Newly discovered natural hosts of tomato chlorosis virus in Costa Rica

Authors: SOLOZANO-MORALES, A - Universidad De Costa Rica; BARBOZA, N - Universidad De Costa Rica; HERNANDEZ, E - Universidad De Costa Rica; MORA-UMANA, F - Universidad De Costa Rica; RAMIREZ, P - Universidad De Costa Rica; Hammond, Rosemarie

Submitted to: Plant Disease
Publication Type: Peer Reviewed Journal
Publication Acceptance Date: 1/11/2011
Publication Date: 4/1/2011
Citation: Solozano-Morales, A., Barboza, N., Hernandez, E., Mora-Umana, F., Ramirez, P., Hammond, R. 2011. Newly discovered natural hosts of tomato chlorosis virus in Costa Rica. Plant Disease. 95:497.

Interpretive Summary: Tomato chlorosis virus (ToCV) is an emerging whitefly-transmitted crinivirus. In early 2007, severe yellowing and chlorosis were observed in field-grown tomatoes in Costa Rica. In 2008 and 2009, studies were conducted by an ARS scientist in Beltsville, Maryland and collaborators in Costa Rica to determine if weeds could also serve as reservoirs for the virus. Results of molecular analyses revealed that ToCV was present in common weeds adjacent to tomato nurseries. This is the first report of these weeds as natural hosts of ToCV in Costa Rica. This information has been communicated to growers in Costa Rica and is being used to assess the incidence of the virus in weeds and the economic impact on tomato production. The results impact U.S. agriculture as ToCV is emerging as a serious threat to tomato production in North America.

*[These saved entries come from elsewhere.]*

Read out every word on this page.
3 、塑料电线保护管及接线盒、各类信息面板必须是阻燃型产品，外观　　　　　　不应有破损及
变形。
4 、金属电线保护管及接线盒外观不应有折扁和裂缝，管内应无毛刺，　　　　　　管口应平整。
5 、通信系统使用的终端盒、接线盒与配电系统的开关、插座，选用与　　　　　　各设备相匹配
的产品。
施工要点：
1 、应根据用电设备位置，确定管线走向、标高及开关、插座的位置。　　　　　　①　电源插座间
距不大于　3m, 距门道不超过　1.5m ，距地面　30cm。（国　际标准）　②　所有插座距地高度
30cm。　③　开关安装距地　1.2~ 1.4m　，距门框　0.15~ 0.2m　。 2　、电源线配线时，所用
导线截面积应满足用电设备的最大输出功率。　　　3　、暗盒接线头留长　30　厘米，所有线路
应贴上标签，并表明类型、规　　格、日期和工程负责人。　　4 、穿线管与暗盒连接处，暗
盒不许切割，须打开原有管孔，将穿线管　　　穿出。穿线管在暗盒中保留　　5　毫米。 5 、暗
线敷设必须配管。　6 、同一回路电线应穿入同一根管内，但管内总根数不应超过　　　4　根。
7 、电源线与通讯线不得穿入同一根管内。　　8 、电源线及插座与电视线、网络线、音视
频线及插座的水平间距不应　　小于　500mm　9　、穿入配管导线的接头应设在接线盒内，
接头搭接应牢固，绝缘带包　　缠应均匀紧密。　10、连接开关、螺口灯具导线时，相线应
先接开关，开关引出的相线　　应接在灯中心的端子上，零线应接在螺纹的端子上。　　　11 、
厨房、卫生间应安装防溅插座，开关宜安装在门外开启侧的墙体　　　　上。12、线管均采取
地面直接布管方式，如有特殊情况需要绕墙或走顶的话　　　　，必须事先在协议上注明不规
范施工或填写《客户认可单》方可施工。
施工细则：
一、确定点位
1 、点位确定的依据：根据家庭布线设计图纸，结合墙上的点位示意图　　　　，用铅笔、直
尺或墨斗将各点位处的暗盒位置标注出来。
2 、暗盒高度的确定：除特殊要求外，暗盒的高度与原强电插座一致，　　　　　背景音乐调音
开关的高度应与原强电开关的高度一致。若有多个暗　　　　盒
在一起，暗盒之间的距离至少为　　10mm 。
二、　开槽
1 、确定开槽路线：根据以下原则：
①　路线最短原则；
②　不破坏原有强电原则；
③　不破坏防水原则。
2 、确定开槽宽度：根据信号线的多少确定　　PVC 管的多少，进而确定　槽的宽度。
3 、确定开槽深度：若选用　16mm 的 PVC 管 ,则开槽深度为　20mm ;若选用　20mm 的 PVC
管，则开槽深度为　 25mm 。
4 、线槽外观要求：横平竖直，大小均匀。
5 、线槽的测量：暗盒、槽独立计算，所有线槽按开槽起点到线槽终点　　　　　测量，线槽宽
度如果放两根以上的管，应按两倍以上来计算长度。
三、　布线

Technical Abstract: Tomato chlorosis virus (ToCV) is an emerging whitefly-transmitted crinivirus. ToCV was detected in field-grown and greenhouse tomato (Solanum lycopersicum L.) plants in Costa Rica in 2007, causing symptoms of severe yellowing and foliar chlorosis. To identify alternative hosts that may serve as virus reservoirs, 78 samples were collected from multiple species of common weeds growing adjacent to tomato nurseries in the Cartago province, where ToCV was previously identified, during the autumn of 2008 and summer of 2009. The weeds were collected based on the presence of whiteflies and/or symptoms of interveinal chlorosis, but not all samples were obviously symptomatic for infection by ToCV. Total RNA was extracted from leaf tissue using TRI Reagent (Molecular Research Inc., Cincinnati, OH). Reverse transcription (RT)-PCR reactions were performed using the Qtaq One-Step qRT-PCR SYBR® kit (Clontech Laboratories, Mountain View, CA) and primers specific for the ToCV HSP70h gene. A 123-bp DNA fragment was amplified in six weeds, which were identified taxonomically as Ruta chalepensis (Rutaceae), Cucurbita moschata (Cucurbitaceae), Phytolacca icosandra (Phytolacaceae), Plantago major (Plantaginaceae) and Brassica sp. (Brassicaceae) (two samples). The amplified DNA fragments were sequenced and BLAST analysis showed 100% identity with the HSP70h gene of the Florida ToCV isolate (GenBank Accession No. AY903448). To confirm the presence of ToCV in these six weed samples, conventional RT-PCR reactions were performed using primers specific for the ToCV CPm and p22 genes as described previously. Nucleotide sequence analysis of the amplified DNA fragments verified their identity as ToCV, with 100% sequence identity to the CPm of ToCV isolate of Florida (Accession no. AY903448) and the p22 gene of the Cartago, Costa Rican isolate (Accession no. FJ809714). Although the number of samples analyzed is not sufficient to allow a determination of the role of weed reservoirs in ToCV epidemics in Costa Rican tomato crops, our report on the wider natural host range of ToCV in Costa Rica is useful for a better understanding of the epidemiology of this virus and for developing disease management strategies. To our knowledge this is the first report of these weeds as natural hosts of ToCV.